En somme, ayant pour objectif de déposséder toujours plus l'électeur de son pouvoir qui est de donner des ordres, l'oligarchie se doit de l'affaiblir jusqu'à le tuer, pour l'empêcher de se récupérer, de regarder ses mains et ses voisins, et de compter sa force. La croissance du taux d'abstention aux élections, lequel taux n'est rien d'autre que le pourcentage d'électeurs morts d'inanition, est la meilleure nouvelle qui puisse parvenir à nos maîtres : plus il est élevé, plus on se frotte les mains dans les palais, tandis qu'à la télévision les causeurs formatés font mine de s'affliger.
La destruction des biens collectifs, la présentation de l'impôt comme étant une malédiction, la dislocation des structures de mutualisation des risques, sont les outils principaux qui permettent à l'oligarchie de régner sans plus un gramme d'opposition, sur un peuple de gens ligotés, exposés aux loups, sans résistance, et n'ayant d'autre espoir que d'échapper, avec un peu de chance, aux mâchoires : pour cela, le mieux est encore de prier, mes chéris, tandis qu'à la télé on vous présente les syndicalistes comme des criminels ou des imbéciles d'une autre époque, psychorigides furieux vivant dans un monde parallèle.
Symptomatique et ô combien représentative de cette insidieuse façon de promouvoir le cauchemar en le présentant comme un gain de liberté, la création du statut de micro-entrepreneur est un vrai, un terrible cheval de Troie, qui te transforme en un petit grain de riz sans contrepoids ni bouclier, solitaire absolument, mais cependant agent motivé, allié objectif de l'oligarchisme qui, tel un chiendent, envahit peu à peu tous les territoires de ton existence, et détruit autour de toi tout ce qui pourrait s'opposer à son développement, et à ton étouffement.
L'éparpillement et la division rendent faible, on le sait depuis au moins le premier César ; le prédateur n'a plus alors qu'à tout ramasser.
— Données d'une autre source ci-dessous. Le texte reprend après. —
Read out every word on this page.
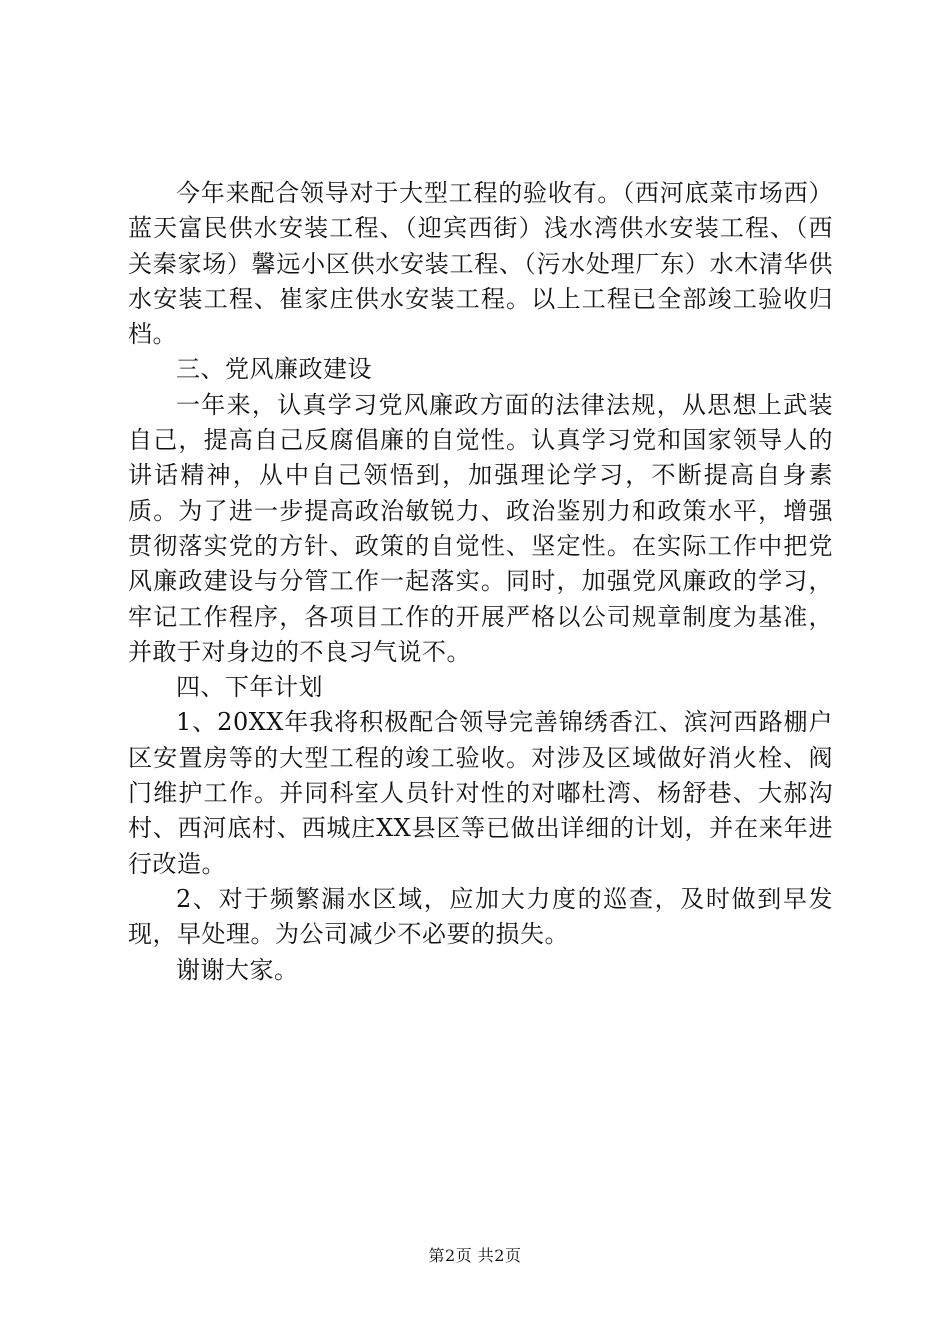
今年来配合领导对于大型工程的验收有。（西河底菜市场西）蓝天富民供水安装工程、（迎宾西街）浅水湾供水安装工程、（西关秦家场）馨远小区供水安装工程、（污水处理厂东）水木清华供水安装工程、崔家庄供水安装工程。以上工程已全部竣工验收归档。

三、党风廉政建设

一年来，认真学习党风廉政方面的法律法规，从思想上武装自己，提高自己反腐倡廉的自觉性。认真学习党和国家领导人的讲话精神，从中自己领悟到，加强理论学习，不断提高自身素质。为了进一步提高政治敏锐力、政治鉴别力和政策水平，增强贯彻落实党的方针、政策的自觉性、坚定性。在实际工作中把党风廉政建设与分管工作一起落实。同时，加强党风廉政的学习，牢记工作程序，各项目工作的开展严格以公司规章制度为基准，并敢于对身边的不良习气说不。

四、下年计划

1、20XX年我将积极配合领导完善锦绣香江、滨河西路棚户区安置房等的大型工程的竣工验收。对涉及区域做好消火栓、阀门维护工作。并同科室人员针对性的对嘟杜湾、杨舒巷、大郝沟村、西河底村、西城庄XX县区等已做出详细的计划，并在来年进行改造。

2、对于频繁漏水区域，应加大力度的巡查，及时做到早发现，早处理。为公司减少不必要的损失。

谢谢大家。

第2页 共2页
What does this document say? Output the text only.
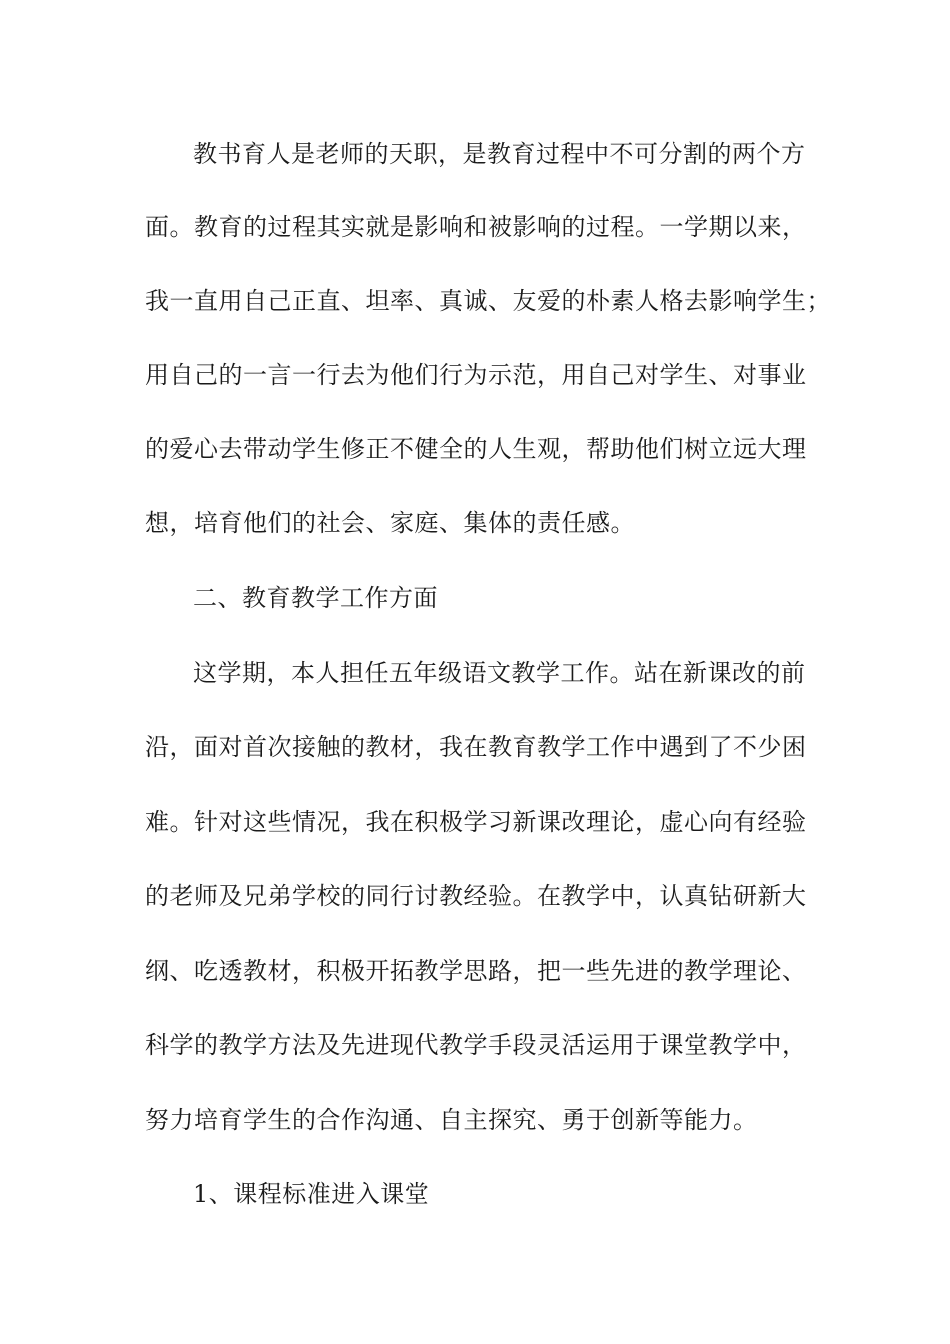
教书育人是老师的天职，是教育过程中不可分割的两个方
面。教育的过程其实就是影响和被影响的过程。一学期以来，
我一直用自己正直、坦率、真诚、友爱的朴素人格去影响学生；
用自己的一言一行去为他们行为示范，用自己对学生、对事业
的爱心去带动学生修正不健全的人生观，帮助他们树立远大理
想，培育他们的社会、家庭、集体的责任感。
二、教育教学工作方面
这学期，本人担任五年级语文教学工作。站在新课改的前
沿，面对首次接触的教材，我在教育教学工作中遇到了不少困
难。针对这些情况，我在积极学习新课改理论，虚心向有经验
的老师及兄弟学校的同行讨教经验。在教学中，认真钻研新大
纲、吃透教材，积极开拓教学思路，把一些先进的教学理论、
科学的教学方法及先进现代教学手段灵活运用于课堂教学中，
努力培育学生的合作沟通、自主探究、勇于创新等能力。
1、课程标准进入课堂
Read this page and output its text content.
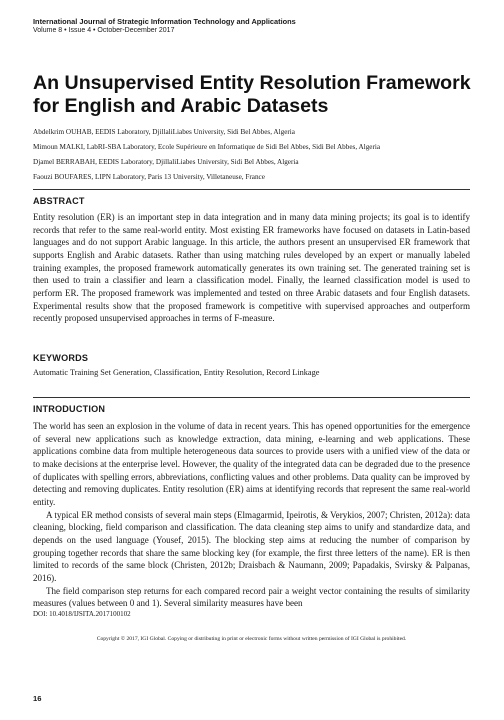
International Journal of Strategic Information Technology and Applications
Volume 8 • Issue 4 • October-December 2017
An Unsupervised Entity Resolution Framework for English and Arabic Datasets
Abdelkrim OUHAB, EEDIS Laboratory, DjillaliLiabes University, Sidi Bel Abbes, Algeria
Mimoun MALKI, LabRI-SBA Laboratory, Ecole Supérieure en Informatique de Sidi Bel Abbes, Sidi Bel Abbes, Algeria
Djamel BERRABAH, EEDIS Laboratory, DjillaliLiabes University, Sidi Bel Abbes, Algeria
Faouzi BOUFARES, LIPN Laboratory, Paris 13 University, Villetaneuse, France
ABSTRACT

Entity resolution (ER) is an important step in data integration and in many data mining projects; its goal is to identify records that refer to the same real-world entity. Most existing ER frameworks have focused on datasets in Latin-based languages and do not support Arabic language. In this article, the authors present an unsupervised ER framework that supports English and Arabic datasets. Rather than using matching rules developed by an expert or manually labeled training examples, the proposed framework automatically generates its own training set. The generated training set is then used to train a classifier and learn a classification model. Finally, the learned classification model is used to perform ER. The proposed framework was implemented and tested on three Arabic datasets and four English datasets. Experimental results show that the proposed framework is competitive with supervised approaches and outperform recently proposed unsupervised approaches in terms of F-measure.

KEYWORDS

Automatic Training Set Generation, Classification, Entity Resolution, Record Linkage

INTRODUCTION

The world has seen an explosion in the volume of data in recent years. This has opened opportunities for the emergence of several new applications such as knowledge extraction, data mining, e-learning and web applications. These applications combine data from multiple heterogeneous data sources to provide users with a unified view of the data or to make decisions at the enterprise level. However, the quality of the integrated data can be degraded due to the presence of duplicates with spelling errors, abbreviations, conflicting values and other problems. Data quality can be improved by detecting and removing duplicates. Entity resolution (ER) aims at identifying records that represent the same real-world entity.

A typical ER method consists of several main steps (Elmagarmid, Ipeirotis, & Verykios, 2007; Christen, 2012a): data cleaning, blocking, field comparison and classification. The data cleaning step aims to unify and standardize data, and depends on the used language (Yousef, 2015). The blocking step aims at reducing the number of comparison by grouping together records that share the same blocking key (for example, the first three letters of the name). ER is then limited to records of the same block (Christen, 2012b; Draisbach & Naumann, 2009; Papadakis, Svirsky & Palpanas, 2016).

The field comparison step returns for each compared record pair a weight vector containing the results of similarity measures (values between 0 and 1). Several similarity measures have been

DOI: 10.4018/IJSITA.2017100102
Copyright © 2017, IGI Global. Copying or distributing in print or electronic forms without written permission of IGI Global is prohibited.
16
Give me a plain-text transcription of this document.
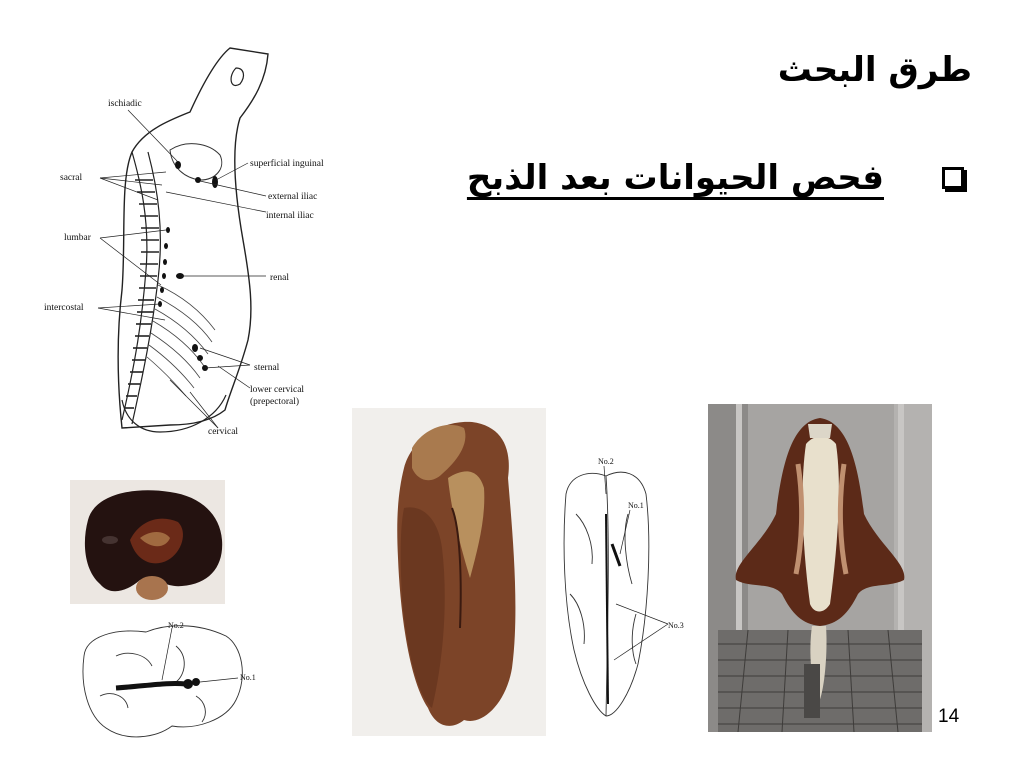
طرق البحث
فحص الحيوانات بعد الذبح
ischiadic
superficial inguinal
sacral
external iliac
internal iliac
lumbar
renal
intercostal
sternal
lower cervical
(prepectoral)
cervical
No.2
No.1
No.2
No.1
No.3
14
Et voici : pendant les guerres médiques, les Grecs se sont soudain découverts peuple ; comprenant où se trouvait leur liberté, et de quoi elle se nourrissait, ils ont su s'allier pour repousser et détruire les armées d'esclaves envoyées par un grand roi, et conserver dans l'affaire l'indépendance de leurs cités. « Aux barbares il convient que les Grecs commandent et non, ma mère, les barbares aux Grecs : chez eux c'est l'esclavage et nous, nous sommes libres ! » (Iphigénie à Aulis). Qui dira combien de temps il nous reste pour nous rassembler, avant que le couvercle ne soit définitivement mis en position, et boulonné, nous enfermant dans la nuit, nous et nos espérances ? Qu'avons-nous à perdre, acculés que nous sommes ?
Qu'avons-nous à perdre ? Mais nos enfants. Ne rien faire aujourd'hui les précipitera sous le joug. Il faut balancer aux ordures tout ce fatras mensonger qui nous ligote et nous intoxique, et le faire tant qu'on en a encore l'autorisation. Il est minuit moins une, c'est l'heure des cœurs valeureux.